Opinión | A fondo

Contra la fuga de divisas

Acaba de finalizar la tarea de la Comisión Bicameral Investigadora de instrumentos bancarios y financieros destinados a facilitar la evasión de impuestos y la salida de divisas del país. La misma fue creada por ley por un plazo máximo de 6 meses y permitió tener idea cierta de los procedimientos del sistema financiero para fugar activos al exterior. Los aportes efectuados por los denominados «denunciantes», como Hervé Falciani, Hernán Arbizu y Stéphani Gibaud, fueron clave para conocer las maniobras de algunas entidades financieras relacionadas con el manejo de cuentas secretas desde sus servicios de «banca privada». Es la marginalidad la principal característica de las operaciones de este segmento que en su mayoría encubren acciones ilegales a través del lavado de dinero, con fondos provenientes de la evasión fiscal y de negocios ilícitos como el narcotráfico o la venta de armas.

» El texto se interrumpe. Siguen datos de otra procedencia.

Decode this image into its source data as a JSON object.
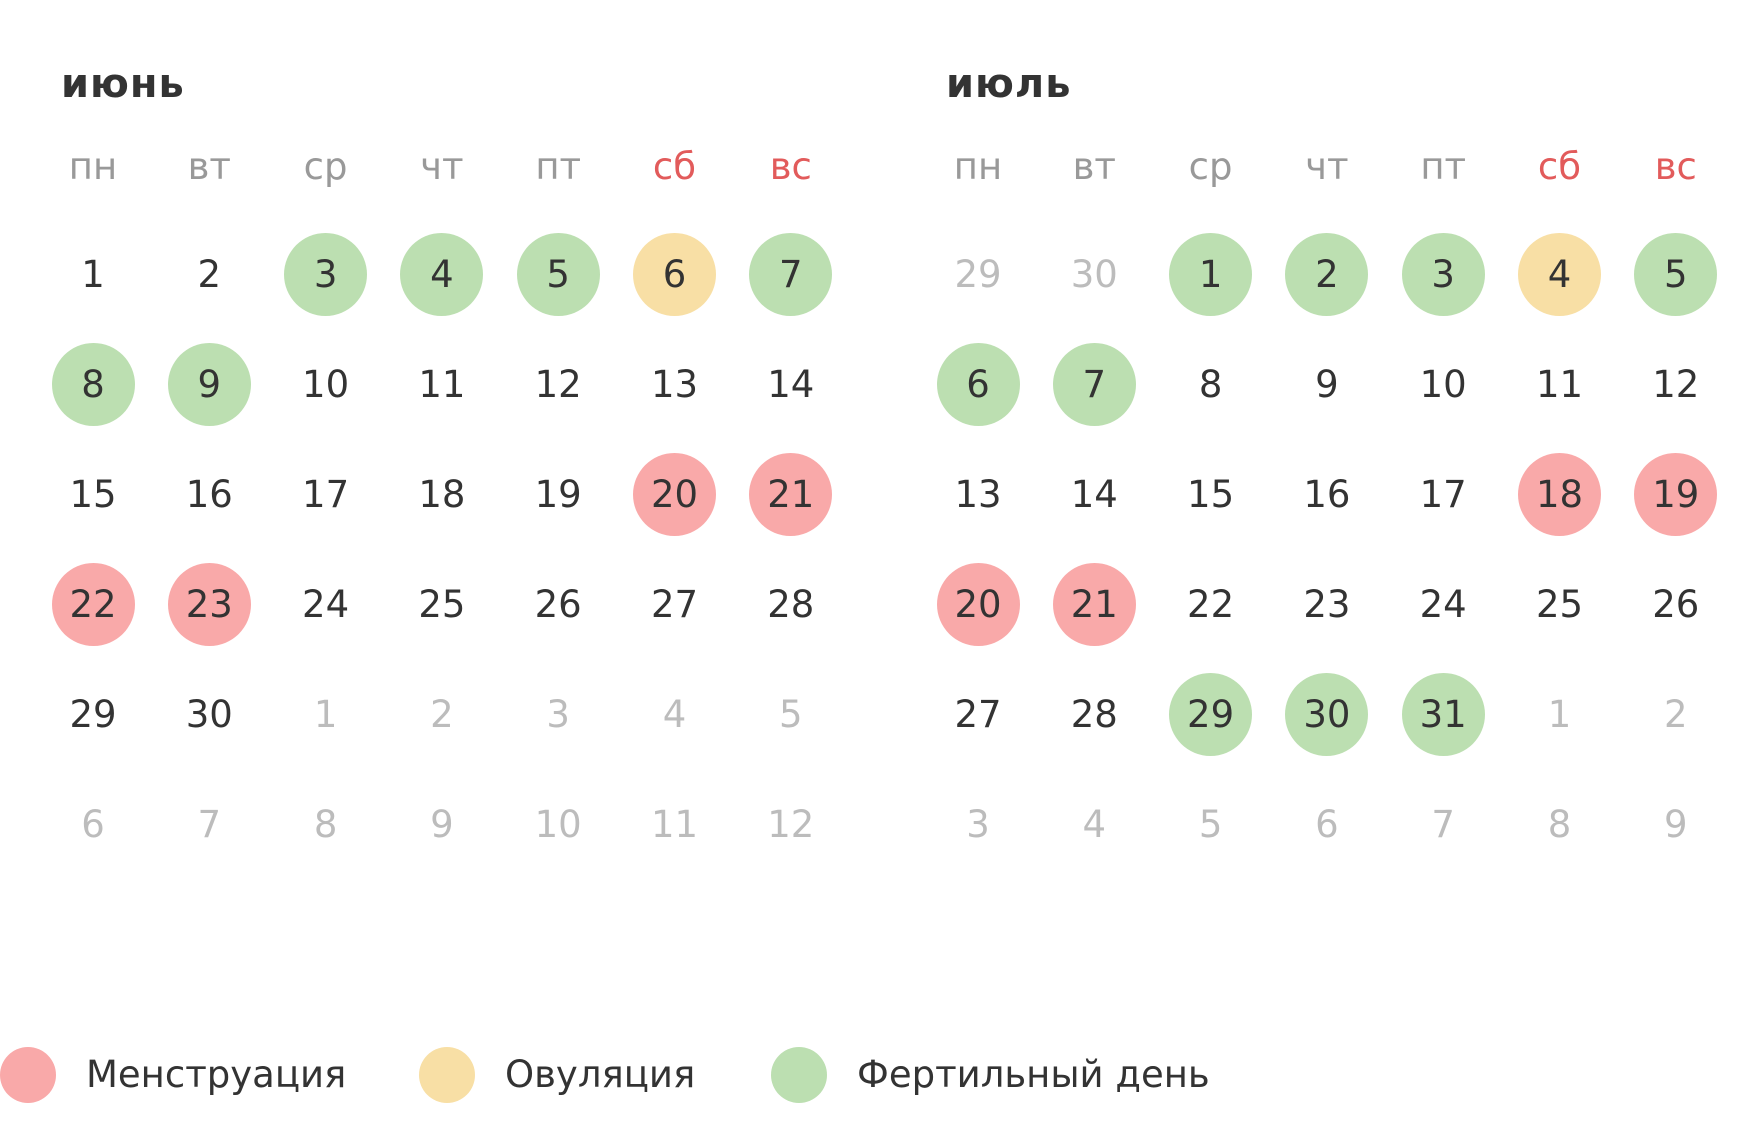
{
  "weekdays": [
    {
      "label": "пн",
      "weekend": false
    },
    {
      "label": "вт",
      "weekend": false
    },
    {
      "label": "ср",
      "weekend": false
    },
    {
      "label": "чт",
      "weekend": false
    },
    {
      "label": "пт",
      "weekend": false
    },
    {
      "label": "сб",
      "weekend": true
    },
    {
      "label": "вс",
      "weekend": true
    }
  ],
  "colors": {
    "menstruation": "#f9a9a9",
    "ovulation": "#f8dfa5",
    "fertile": "#bcdfb1",
    "weekend_label": "#e25b5b",
    "weekday_label": "#999999",
    "muted_day": "#bcbcbc",
    "day_text": "#333333"
  },
  "months": [
    {
      "title": "июнь",
      "weeks": [
        [
          {
            "d": "1",
            "s": "none"
          },
          {
            "d": "2",
            "s": "none"
          },
          {
            "d": "3",
            "s": "fertile"
          },
          {
            "d": "4",
            "s": "fertile"
          },
          {
            "d": "5",
            "s": "fertile"
          },
          {
            "d": "6",
            "s": "ovulation"
          },
          {
            "d": "7",
            "s": "fertile"
          }
        ],
        [
          {
            "d": "8",
            "s": "fertile"
          },
          {
            "d": "9",
            "s": "fertile"
          },
          {
            "d": "10",
            "s": "none"
          },
          {
            "d": "11",
            "s": "none"
          },
          {
            "d": "12",
            "s": "none"
          },
          {
            "d": "13",
            "s": "none"
          },
          {
            "d": "14",
            "s": "none"
          }
        ],
        [
          {
            "d": "15",
            "s": "none"
          },
          {
            "d": "16",
            "s": "none"
          },
          {
            "d": "17",
            "s": "none"
          },
          {
            "d": "18",
            "s": "none"
          },
          {
            "d": "19",
            "s": "none"
          },
          {
            "d": "20",
            "s": "menstruation"
          },
          {
            "d": "21",
            "s": "menstruation"
          }
        ],
        [
          {
            "d": "22",
            "s": "menstruation"
          },
          {
            "d": "23",
            "s": "menstruation"
          },
          {
            "d": "24",
            "s": "none"
          },
          {
            "d": "25",
            "s": "none"
          },
          {
            "d": "26",
            "s": "none"
          },
          {
            "d": "27",
            "s": "none"
          },
          {
            "d": "28",
            "s": "none"
          }
        ],
        [
          {
            "d": "29",
            "s": "none"
          },
          {
            "d": "30",
            "s": "none"
          },
          {
            "d": "1",
            "s": "other"
          },
          {
            "d": "2",
            "s": "other"
          },
          {
            "d": "3",
            "s": "other"
          },
          {
            "d": "4",
            "s": "other"
          },
          {
            "d": "5",
            "s": "other"
          }
        ],
        [
          {
            "d": "6",
            "s": "other"
          },
          {
            "d": "7",
            "s": "other"
          },
          {
            "d": "8",
            "s": "other"
          },
          {
            "d": "9",
            "s": "other"
          },
          {
            "d": "10",
            "s": "other"
          },
          {
            "d": "11",
            "s": "other"
          },
          {
            "d": "12",
            "s": "other"
          }
        ]
      ]
    },
    {
      "title": "июль",
      "weeks": [
        [
          {
            "d": "29",
            "s": "other"
          },
          {
            "d": "30",
            "s": "other"
          },
          {
            "d": "1",
            "s": "fertile"
          },
          {
            "d": "2",
            "s": "fertile"
          },
          {
            "d": "3",
            "s": "fertile"
          },
          {
            "d": "4",
            "s": "ovulation"
          },
          {
            "d": "5",
            "s": "fertile"
          }
        ],
        [
          {
            "d": "6",
            "s": "fertile"
          },
          {
            "d": "7",
            "s": "fertile"
          },
          {
            "d": "8",
            "s": "none"
          },
          {
            "d": "9",
            "s": "none"
          },
          {
            "d": "10",
            "s": "none"
          },
          {
            "d": "11",
            "s": "none"
          },
          {
            "d": "12",
            "s": "none"
          }
        ],
        [
          {
            "d": "13",
            "s": "none"
          },
          {
            "d": "14",
            "s": "none"
          },
          {
            "d": "15",
            "s": "none"
          },
          {
            "d": "16",
            "s": "none"
          },
          {
            "d": "17",
            "s": "none"
          },
          {
            "d": "18",
            "s": "menstruation"
          },
          {
            "d": "19",
            "s": "menstruation"
          }
        ],
        [
          {
            "d": "20",
            "s": "menstruation"
          },
          {
            "d": "21",
            "s": "menstruation"
          },
          {
            "d": "22",
            "s": "none"
          },
          {
            "d": "23",
            "s": "none"
          },
          {
            "d": "24",
            "s": "none"
          },
          {
            "d": "25",
            "s": "none"
          },
          {
            "d": "26",
            "s": "none"
          }
        ],
        [
          {
            "d": "27",
            "s": "none"
          },
          {
            "d": "28",
            "s": "none"
          },
          {
            "d": "29",
            "s": "fertile"
          },
          {
            "d": "30",
            "s": "fertile"
          },
          {
            "d": "31",
            "s": "fertile"
          },
          {
            "d": "1",
            "s": "other"
          },
          {
            "d": "2",
            "s": "other"
          }
        ],
        [
          {
            "d": "3",
            "s": "other"
          },
          {
            "d": "4",
            "s": "other"
          },
          {
            "d": "5",
            "s": "other"
          },
          {
            "d": "6",
            "s": "other"
          },
          {
            "d": "7",
            "s": "other"
          },
          {
            "d": "8",
            "s": "other"
          },
          {
            "d": "9",
            "s": "other"
          }
        ]
      ]
    }
  ],
  "legend": [
    {
      "key": "menstruation",
      "label": "Менструация"
    },
    {
      "key": "ovulation",
      "label": "Овуляция"
    },
    {
      "key": "fertile",
      "label": "Фертильный день"
    }
  ]
}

Dado que en la Argentina existen fuertes restricciones a las operatorias de «banca privada», las mismas se llevan a cabo a través de canales informales, lo cual hace que sean difíciles de identificar y de relacionar con los bancos internacionales que las respaldan. En este sentido, el denunciante Arbizu señaló ante la Comisión que en 2008 existían alrededor de «20 empresas que se dedicaban a la intermediación con no menos de quince personas cada una». La certeza de la existencia de estas «oficinas intermediarias» se vio reforzada por las declaraciones de los directivos de los bancos internacionales con sede en la Argentina que en todo momento negaron realizar en nuestro país negocios de «banca privada» o tener vínculos con sus casas matrices por operaciones de este segmento. Resulta así evidente que el dinero de argentinos en el exterior se canaliza por fuera del sistema bancario formal.

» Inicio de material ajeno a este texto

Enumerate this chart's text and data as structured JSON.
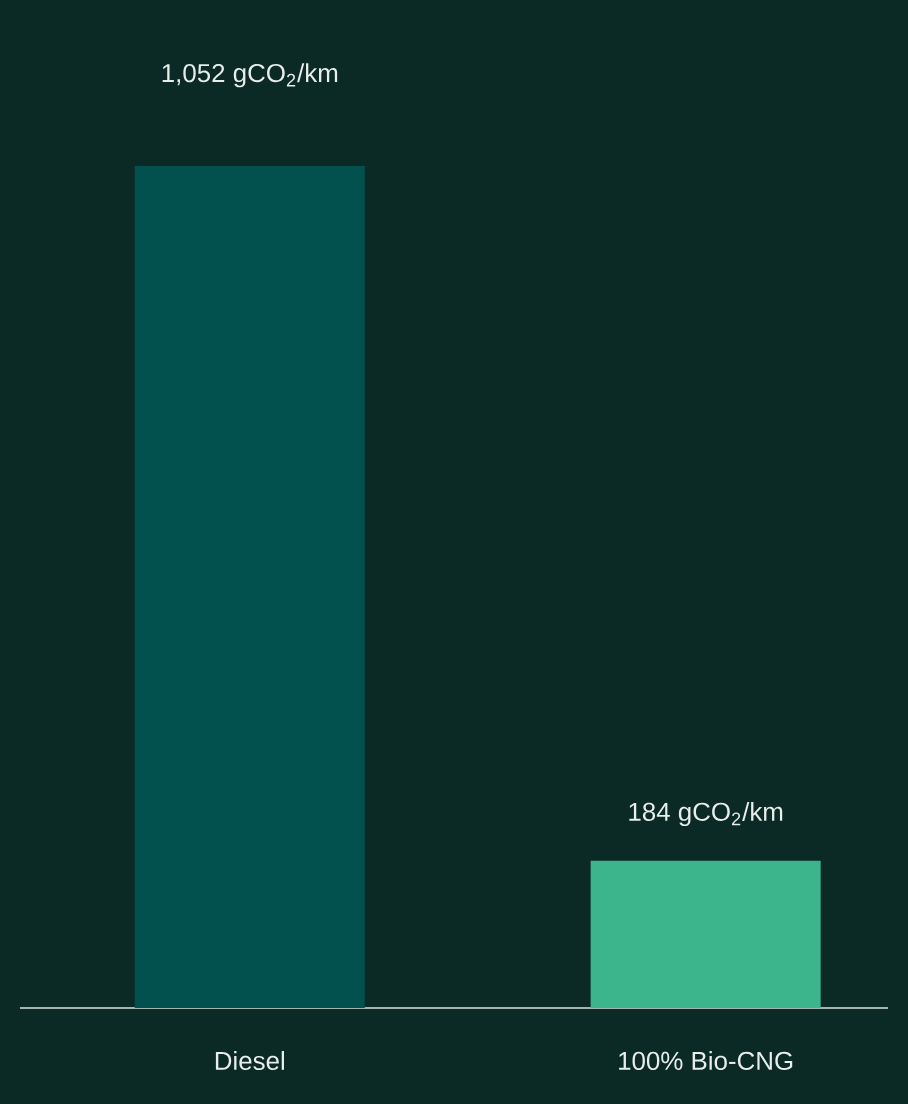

Las normas internacionales para limitar estas operaciones, si bien se han planteado en distintos organismos como la OCDE y en cumbres internacionales como las del G20, no han prosperado o han avanzado muy poco, porque chocan contra fuertes intereses económicos y geopolíticos. Los primeros lugares del ranking de secretismo financiero (cualidad esencial de las guaridas fiscales) lo ocupan naciones desarrolladas como Suiza, Estados Unidos, Alemania, Japón y Reino Unido. Y no podemos desconocer que buena parte de los lavadores son las grandes corporaciones, que el mecanismo genera enormes ganancias a los bancos que lo gestionan y que los fondos depositados son aplicados al desarrollo de las economías de los países «captadores». Una forma de evitar el funcionamiento de estas guaridas fiscales consistiría en eliminar el secreto bancario a nivel mundial, cuando la información sea requerida por una autoridad judicial. Quedó también demostrado que los bancos extranjeros utilizan todo resquicio que puedan encontrar en las leyes y normativas para proveer a sus clientes de operaciones que les permitan el lavado de dinero.
La valiosa información recabada por la Comisión nos lleva a resaltar la importancia de propuestas como las que hemos sostenido históricamente en nuestro movimiento, especialmente la necesidad de una nueva Ley de Servicios Financieros que ponga a los bancos al servicio de los usuarios y que controle más a los bancos extranjeros. Vale recordar que en la Argentina sigue vigente una Ley de Entidades Financieras, elaborada durante dictadura cívico-militar, que establece que «los bancos comerciales podrán realizar todas las operaciones activas, pasivas y de servicios que no les sean prohibidas». Una definición que se da de bruces con la búsqueda de evitar la fuga de capitales y el lavado de dinero.
Resulta esencial seguir avanzando en las investigaciones y promulgar leyes que eviten la salida de divisas del país evadiendo impuestos. Recorrer ese camino significa, entre otras ventajas, incrementar los ingresos fiscales poniéndolos al servicio del conjunto de la sociedad y evitar fuga de dólares tan importantes a la hora de financiar el desarrollo industrial. Lamentablemente, todo parece indicar que el nuevo gobierno, al designar ministros que provienen del riñón de las corporaciones, se alejará de estos objetivos y dejará a la actividad financiera, otra vez, en manos del mercado.